If the fee can be set by negotiation, Mr. Angelos would step away from a lawsuit in which he asks the state to honor a contract that would give him a cool billion dollars - 25 percent of the $4 billion Maryland will receive over 25 years as its part of the national settlement.

Mr. Angelos and other lawyers successfully forced tobacco companies to compensate states for medical costs incurred in treating smokers.

The $250 million fee Mr. Angelos proposes now is way below the 25 percent figure and less than half an earlier compromise in which he had agreed to accept half the 25 percent. The state insists on an even lower number - but calls prospects for an agreement very high.

Mr. Glendening should avoid overplaying his hand.

The $250 million request represents about five percent of the total settlement if the total is calculated to be around $4.3 billion. Because the settlement actually grows over the years and because the time value of money becomes a factor, the percentages vary.

There's agreement, though, that $250 million significantly lowers figures used until now. For that reason, the state must surely hope to avoid the risk of a trial.

That the talks, initiated with the Orioles owner by the governor during a baseball game in Baltimore, have continued is a hopeful sign in itself.

In those gloomy fall days, with a recession draining surpluses, Mr. Glendening must surely have wondered how he would balance his budget. More money now would help, of course - and the lower figure puts considerable pressure on the governor to settle. Mr. Angelos' offer may not remain on the table indefinitely, and the matter would begin its trek through the courts in late spring.

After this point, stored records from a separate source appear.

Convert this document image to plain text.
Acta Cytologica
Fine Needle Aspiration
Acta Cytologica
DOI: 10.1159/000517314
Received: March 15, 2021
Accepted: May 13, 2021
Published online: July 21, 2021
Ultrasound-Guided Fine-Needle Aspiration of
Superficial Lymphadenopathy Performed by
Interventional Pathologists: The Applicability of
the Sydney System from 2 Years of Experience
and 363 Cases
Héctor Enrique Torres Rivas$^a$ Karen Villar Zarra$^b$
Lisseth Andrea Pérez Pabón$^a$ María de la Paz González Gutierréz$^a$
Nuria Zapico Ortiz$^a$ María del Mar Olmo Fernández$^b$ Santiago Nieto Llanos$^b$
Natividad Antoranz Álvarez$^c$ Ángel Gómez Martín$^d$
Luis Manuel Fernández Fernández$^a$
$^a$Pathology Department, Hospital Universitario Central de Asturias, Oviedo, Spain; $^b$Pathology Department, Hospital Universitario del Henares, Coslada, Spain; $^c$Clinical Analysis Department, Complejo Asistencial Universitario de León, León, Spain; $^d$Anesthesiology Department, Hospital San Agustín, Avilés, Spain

Under court order, $120 million is already in escrow to cover a fee, which could be as high as 25 percent of the total figure.

From the moment of final agreement forward, that money would be released and the state could have many more millions for cancer research, an effort to get Maryland farmers out of the tobacco-growing business and an anti-smoking campaign.

Those programs, after all, are the point. Mr. Glendening and Mr. Angelos should continue their talks, and work for a speedy resolution.